Но когда Матвея забирали на фронт среди других, годных по возрасту ребят, Клава стояла в отдалении у забора с маленьким на руках. Под вой матерей новобранцы споро попрыгали в кузов грузовика. Машина тронулась с места. Матвей привстал, тревожно заозирался по сторонам и увидел Клаву. Та коротко махнула ему и быстро пошла прочь.
Рассвело. Коровин открыл глаза, поднялся. Долину окутывал густой туман. Прислушался. Плотная тишина давила на уши.

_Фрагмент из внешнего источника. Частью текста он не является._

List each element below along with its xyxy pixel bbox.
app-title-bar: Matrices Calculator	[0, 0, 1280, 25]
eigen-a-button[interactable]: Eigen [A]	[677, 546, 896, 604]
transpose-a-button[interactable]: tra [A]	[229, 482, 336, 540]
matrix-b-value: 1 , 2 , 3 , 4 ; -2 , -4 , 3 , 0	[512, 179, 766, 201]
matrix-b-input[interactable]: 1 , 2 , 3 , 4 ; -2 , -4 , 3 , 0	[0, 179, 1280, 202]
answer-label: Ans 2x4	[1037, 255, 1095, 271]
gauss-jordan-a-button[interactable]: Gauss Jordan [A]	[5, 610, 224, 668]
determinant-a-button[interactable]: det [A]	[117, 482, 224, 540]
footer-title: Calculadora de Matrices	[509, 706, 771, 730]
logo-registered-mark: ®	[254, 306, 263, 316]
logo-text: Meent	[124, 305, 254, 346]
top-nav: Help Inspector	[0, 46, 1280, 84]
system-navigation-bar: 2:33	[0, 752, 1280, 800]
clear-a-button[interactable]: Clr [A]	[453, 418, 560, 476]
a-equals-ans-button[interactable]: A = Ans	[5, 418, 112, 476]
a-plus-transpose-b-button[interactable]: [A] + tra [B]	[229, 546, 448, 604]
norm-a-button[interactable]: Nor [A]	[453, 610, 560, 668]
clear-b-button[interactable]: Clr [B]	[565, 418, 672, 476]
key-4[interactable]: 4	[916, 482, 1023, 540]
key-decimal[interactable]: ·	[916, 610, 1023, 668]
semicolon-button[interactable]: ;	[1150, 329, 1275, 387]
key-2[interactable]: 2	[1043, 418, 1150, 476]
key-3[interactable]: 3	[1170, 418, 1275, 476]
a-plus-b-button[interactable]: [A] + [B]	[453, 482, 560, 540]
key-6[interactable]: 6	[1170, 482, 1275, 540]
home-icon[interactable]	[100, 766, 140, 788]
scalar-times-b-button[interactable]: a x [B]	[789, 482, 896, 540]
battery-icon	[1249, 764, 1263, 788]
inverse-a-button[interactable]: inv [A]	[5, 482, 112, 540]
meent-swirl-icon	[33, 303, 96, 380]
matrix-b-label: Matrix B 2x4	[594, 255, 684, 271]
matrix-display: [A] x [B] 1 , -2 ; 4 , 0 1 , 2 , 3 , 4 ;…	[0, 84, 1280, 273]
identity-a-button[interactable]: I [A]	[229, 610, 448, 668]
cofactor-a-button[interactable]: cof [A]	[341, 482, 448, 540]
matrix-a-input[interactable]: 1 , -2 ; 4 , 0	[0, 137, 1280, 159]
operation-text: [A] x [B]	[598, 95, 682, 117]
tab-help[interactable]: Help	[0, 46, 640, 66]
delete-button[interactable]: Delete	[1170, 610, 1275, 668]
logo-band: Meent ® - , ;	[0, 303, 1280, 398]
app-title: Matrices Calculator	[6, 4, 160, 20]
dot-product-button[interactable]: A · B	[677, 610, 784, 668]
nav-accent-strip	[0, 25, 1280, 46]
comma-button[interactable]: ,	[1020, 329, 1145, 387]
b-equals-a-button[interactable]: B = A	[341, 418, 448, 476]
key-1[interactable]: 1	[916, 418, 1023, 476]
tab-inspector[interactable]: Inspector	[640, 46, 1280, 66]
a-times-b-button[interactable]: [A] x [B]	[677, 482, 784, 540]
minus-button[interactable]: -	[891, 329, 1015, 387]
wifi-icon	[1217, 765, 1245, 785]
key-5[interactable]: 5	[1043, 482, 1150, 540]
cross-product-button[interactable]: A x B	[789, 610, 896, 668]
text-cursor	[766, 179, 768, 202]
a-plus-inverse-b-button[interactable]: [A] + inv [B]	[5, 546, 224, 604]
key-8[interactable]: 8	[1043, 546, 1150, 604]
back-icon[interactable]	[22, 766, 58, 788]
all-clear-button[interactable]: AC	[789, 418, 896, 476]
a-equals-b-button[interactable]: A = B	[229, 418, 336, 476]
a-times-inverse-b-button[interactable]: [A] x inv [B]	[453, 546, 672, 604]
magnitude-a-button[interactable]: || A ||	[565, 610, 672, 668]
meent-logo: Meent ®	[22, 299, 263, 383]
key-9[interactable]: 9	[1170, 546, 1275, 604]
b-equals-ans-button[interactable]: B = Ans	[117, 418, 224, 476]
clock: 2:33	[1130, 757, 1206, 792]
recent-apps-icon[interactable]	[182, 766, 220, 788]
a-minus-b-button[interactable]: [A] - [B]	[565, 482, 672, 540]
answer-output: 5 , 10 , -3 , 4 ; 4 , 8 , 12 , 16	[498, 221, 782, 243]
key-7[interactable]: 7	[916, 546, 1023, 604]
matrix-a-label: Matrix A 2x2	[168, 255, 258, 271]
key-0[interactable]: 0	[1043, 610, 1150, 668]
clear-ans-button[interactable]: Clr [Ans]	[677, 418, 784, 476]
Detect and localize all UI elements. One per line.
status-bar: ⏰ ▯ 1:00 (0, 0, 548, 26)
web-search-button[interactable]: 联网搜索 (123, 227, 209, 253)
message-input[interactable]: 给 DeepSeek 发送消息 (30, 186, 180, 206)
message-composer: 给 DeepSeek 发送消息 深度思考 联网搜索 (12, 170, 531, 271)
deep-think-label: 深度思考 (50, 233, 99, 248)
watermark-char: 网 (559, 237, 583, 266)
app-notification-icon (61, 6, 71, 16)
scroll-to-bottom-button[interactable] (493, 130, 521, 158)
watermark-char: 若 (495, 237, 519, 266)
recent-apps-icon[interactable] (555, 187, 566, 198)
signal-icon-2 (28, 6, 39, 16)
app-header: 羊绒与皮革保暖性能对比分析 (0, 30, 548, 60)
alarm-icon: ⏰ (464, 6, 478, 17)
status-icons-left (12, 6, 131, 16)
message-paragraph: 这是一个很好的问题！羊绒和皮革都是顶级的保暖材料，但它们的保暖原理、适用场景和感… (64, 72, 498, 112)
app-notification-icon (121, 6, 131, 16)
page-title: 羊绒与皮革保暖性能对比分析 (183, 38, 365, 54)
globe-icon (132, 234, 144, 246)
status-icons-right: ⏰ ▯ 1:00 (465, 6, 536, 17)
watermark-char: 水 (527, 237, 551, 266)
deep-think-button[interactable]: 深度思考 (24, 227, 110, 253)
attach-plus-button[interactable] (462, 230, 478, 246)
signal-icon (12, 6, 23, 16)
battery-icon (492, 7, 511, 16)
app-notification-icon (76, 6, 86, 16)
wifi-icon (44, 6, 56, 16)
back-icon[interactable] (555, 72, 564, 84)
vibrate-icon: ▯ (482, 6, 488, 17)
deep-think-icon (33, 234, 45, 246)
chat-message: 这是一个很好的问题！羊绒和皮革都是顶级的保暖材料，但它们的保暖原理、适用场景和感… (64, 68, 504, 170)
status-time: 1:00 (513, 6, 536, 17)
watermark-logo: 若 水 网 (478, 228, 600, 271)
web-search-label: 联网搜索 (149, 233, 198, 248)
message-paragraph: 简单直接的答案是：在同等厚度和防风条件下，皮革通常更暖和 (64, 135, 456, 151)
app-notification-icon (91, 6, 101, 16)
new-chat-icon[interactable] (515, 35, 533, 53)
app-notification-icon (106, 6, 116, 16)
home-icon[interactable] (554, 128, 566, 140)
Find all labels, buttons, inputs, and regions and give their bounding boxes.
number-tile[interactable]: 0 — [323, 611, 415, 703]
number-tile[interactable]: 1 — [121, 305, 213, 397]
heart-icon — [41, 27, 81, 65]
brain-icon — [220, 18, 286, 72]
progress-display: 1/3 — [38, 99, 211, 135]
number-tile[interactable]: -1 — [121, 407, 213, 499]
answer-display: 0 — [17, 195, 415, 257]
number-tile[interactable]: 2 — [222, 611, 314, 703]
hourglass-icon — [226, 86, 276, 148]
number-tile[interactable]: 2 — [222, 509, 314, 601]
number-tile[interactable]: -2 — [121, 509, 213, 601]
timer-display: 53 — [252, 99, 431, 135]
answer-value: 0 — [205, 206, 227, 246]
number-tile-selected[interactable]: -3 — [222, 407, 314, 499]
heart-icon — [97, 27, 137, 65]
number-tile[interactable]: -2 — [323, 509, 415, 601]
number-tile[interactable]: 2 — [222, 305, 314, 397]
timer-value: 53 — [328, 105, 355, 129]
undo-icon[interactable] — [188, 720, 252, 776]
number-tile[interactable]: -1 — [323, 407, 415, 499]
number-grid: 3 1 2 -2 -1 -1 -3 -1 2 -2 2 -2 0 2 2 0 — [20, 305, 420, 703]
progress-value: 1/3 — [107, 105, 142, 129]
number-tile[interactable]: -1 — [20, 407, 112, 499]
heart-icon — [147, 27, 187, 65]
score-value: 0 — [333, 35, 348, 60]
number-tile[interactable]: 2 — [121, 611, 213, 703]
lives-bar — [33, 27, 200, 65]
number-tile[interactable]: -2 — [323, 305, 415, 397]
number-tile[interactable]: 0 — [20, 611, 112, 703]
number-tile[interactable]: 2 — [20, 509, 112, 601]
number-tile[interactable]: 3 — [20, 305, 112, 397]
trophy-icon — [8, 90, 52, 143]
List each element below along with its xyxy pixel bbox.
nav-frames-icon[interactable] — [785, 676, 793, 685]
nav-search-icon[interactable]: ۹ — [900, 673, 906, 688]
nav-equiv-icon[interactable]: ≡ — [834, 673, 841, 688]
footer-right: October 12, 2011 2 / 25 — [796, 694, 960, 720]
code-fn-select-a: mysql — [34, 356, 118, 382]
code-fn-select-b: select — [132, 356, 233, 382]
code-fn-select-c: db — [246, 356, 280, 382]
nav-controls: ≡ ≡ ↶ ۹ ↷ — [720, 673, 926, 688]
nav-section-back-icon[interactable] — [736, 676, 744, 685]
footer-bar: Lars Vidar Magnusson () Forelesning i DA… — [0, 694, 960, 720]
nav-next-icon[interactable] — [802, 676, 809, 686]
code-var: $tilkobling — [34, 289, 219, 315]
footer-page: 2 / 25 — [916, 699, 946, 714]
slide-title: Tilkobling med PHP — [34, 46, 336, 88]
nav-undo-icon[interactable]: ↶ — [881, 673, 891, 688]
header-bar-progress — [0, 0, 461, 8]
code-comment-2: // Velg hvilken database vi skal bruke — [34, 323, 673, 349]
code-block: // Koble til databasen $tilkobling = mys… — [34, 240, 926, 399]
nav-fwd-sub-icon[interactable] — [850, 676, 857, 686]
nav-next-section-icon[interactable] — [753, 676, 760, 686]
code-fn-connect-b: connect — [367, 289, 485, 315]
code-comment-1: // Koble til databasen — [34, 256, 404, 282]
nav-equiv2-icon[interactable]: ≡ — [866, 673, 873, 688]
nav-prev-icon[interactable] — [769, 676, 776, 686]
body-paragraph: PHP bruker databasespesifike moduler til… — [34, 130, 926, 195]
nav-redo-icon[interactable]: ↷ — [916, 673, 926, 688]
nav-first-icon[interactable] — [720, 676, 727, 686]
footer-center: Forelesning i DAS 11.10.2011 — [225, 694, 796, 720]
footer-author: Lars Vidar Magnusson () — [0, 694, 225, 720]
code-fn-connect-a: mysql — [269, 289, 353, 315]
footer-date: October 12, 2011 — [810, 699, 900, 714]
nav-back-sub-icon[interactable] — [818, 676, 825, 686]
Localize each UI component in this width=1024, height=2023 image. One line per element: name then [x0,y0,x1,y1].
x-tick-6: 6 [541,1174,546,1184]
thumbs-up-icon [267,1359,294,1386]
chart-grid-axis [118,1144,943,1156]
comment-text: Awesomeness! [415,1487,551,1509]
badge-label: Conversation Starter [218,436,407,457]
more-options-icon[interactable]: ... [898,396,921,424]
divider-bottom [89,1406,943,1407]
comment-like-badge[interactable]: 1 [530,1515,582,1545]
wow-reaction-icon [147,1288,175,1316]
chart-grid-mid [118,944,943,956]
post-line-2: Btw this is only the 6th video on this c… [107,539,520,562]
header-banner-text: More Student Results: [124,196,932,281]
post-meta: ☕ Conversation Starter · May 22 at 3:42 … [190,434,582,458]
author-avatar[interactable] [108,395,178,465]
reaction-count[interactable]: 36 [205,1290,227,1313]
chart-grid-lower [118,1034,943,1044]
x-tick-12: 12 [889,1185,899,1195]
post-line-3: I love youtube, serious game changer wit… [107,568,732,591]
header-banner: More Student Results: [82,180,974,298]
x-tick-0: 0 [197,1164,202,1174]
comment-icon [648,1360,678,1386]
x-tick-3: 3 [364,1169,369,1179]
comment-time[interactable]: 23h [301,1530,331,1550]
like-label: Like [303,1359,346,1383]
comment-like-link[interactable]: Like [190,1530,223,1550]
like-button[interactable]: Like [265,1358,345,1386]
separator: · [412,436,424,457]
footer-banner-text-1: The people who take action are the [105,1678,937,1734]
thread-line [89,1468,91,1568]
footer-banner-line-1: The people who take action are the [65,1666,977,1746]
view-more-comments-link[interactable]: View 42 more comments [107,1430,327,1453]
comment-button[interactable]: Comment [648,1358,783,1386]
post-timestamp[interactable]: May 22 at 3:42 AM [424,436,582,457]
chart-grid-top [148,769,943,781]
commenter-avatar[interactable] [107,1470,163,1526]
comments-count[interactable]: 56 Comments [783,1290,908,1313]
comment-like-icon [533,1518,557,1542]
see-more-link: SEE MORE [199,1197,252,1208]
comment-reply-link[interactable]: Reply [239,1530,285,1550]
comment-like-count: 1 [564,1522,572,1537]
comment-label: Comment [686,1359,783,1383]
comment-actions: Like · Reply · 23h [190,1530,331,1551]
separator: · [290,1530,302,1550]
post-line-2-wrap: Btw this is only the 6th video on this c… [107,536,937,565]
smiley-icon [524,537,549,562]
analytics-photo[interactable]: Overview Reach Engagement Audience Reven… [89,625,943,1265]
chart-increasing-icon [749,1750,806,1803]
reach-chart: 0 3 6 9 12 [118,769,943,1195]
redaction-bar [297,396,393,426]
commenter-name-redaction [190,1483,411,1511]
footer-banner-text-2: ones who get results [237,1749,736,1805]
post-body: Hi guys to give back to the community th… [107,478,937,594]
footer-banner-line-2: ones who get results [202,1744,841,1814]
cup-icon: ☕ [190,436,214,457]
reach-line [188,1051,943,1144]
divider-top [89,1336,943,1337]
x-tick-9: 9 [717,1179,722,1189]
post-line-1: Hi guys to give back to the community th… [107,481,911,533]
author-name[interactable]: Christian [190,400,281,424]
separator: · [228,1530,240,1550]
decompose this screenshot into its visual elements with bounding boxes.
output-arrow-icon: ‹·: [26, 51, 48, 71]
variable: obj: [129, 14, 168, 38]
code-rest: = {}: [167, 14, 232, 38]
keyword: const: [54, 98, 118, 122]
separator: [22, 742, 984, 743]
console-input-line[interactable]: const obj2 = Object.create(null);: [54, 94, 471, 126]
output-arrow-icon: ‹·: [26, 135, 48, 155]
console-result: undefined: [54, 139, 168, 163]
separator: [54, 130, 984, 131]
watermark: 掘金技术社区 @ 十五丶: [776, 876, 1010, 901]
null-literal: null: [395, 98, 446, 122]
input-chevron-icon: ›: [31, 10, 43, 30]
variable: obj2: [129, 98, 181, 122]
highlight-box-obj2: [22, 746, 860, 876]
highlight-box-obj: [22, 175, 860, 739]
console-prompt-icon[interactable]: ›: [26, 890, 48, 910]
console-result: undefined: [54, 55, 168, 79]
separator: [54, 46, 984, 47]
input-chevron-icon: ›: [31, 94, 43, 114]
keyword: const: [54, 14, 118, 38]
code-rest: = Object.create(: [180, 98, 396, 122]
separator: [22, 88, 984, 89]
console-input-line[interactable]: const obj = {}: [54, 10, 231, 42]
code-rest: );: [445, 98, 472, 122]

Где Семёнов? Что с ним? Коровин не знал, что ему делать.
Лошадь лежала на земле и смотрела на него тусклым тёмным глазом, полным глубокой печали. Он подошёл к ней, наклонился, погладил по морде и потянул за уздечку.
– Ну! Ну! Вставай…
Лошадь мотнула головой, дёрнулась, привстала на передние ноги, но тут же повалилась обратно.
– Давай, милая! Давай!
Коровин тянул лошадиную морду за уздечку вверх, уже понимая, что животина не встанет. Стегнул веткой. Раз, другой.
Лошадь испуганно прядала ушами, пучила с натуги глаза, но, обессиленная, валилась набок, и уже клала морду на сырую землю, и вздыхала тягостно, совсем по-человечьи.
Коровин ясно понял, что с Семёновым что-то случилось. Зря он отпустил его одного. И приказ не выполнен, и не знает ничего ни о судьбе товарища, ни о фашистах. Не с чем возвращаться. Надо идти в деревню.
Он с досадой посмотрел на лошадь и встретил её смиренно вопрошающий взгляд:
«Пристрелишь?»
Коровин почувствовал, как по спине пробежали острые мурашки. Его передёрнуло.
«Не могу…» – ответил он одними глазами и, сбежав с пригорка, сделал шаг в туман.
За столом оставалось человек шесть. Женщины почти все ушли домой. Клубные работницы потихоньку убирали посуду.
Кто-то фальшивенько тянул песню:
– Эх, Василич… – пьяно выдохнул Семёнов, присев рядом и положив руку на плечо Матвея Васильевича. – Зря глава-то сказал, что не снится… Снится, проклятая. И деревня та снится. Ажно заблажу во сне! Как пытали они нас. Как мы драпали… Как тащил ты меня с ногой этой.
Он сильно стукнул кулаком по бесчувственной конечности и потянулся за бутылкой, плеснул себе и товарищу по полрюмки.
– Ну выпей ты! Чего нам теперь делить-то?
– Ты знаешь, что я тебя не простил и не прощу! И пить я с тобой не стану до края земной жизни, – от беспомощности Матвей Васильевич начинал говорить красивостями.
– Ну и дурак! – Семёнов выплеснул водку в рот, сунул следом кружочек колбасы. – Чего ж ты тогда не пристрелил меня? А? – спросил он вдруг совершенно трезво и заглянул Матвею в глаза. – Я ведь ждал. Всю жизнь ждал, что рано или поздно отомстишь. А на войне-то чего проще? Кто бы разбираться стал, чья пуля? Утоп в болоте, да и шито-крыто.
Сидящий на другом конце стола глава уверенным голосом подхватил песню, и она зазвучала чище и пронзительнее:
– Песня хорошая, жизненная, – вроде бы не в тему ответил на все нападки Семёнова Матвей Васильевич и, оставив застолье, потихоньку вышел из зала.
Быстро и ловко управляясь одной левой рукой, он надел и застегнул пальто, поблагодарил за всё кинувшуюся ему на помощь женщину. На улице он радостно и глубоко вздохнул и неспешно побрёл к дому.
Ветер унялся, выглянуло солнце, запахло сырой весенней землёй. На перекрёстке улиц Матвей Васильевич остановился, взглянул на подвявшие красные тюльпаны, завёрнутые в прозрачный кулёчек, и поменял направление.
Длинная деревенская улица, по которой он шёл, упиралась в автобусную остановку. За остановкой начиналось поле, пересечённое просёлочной дорогой. По этой самой дороге переселялись деревенские жители, когда приходил срок, на вечный покой. Там, на сельском кладбище, уютном и светлом, уже почти тридцать семь лет ждала его Клава. Он знал, что в той, другой жизни, они точно будут вместе.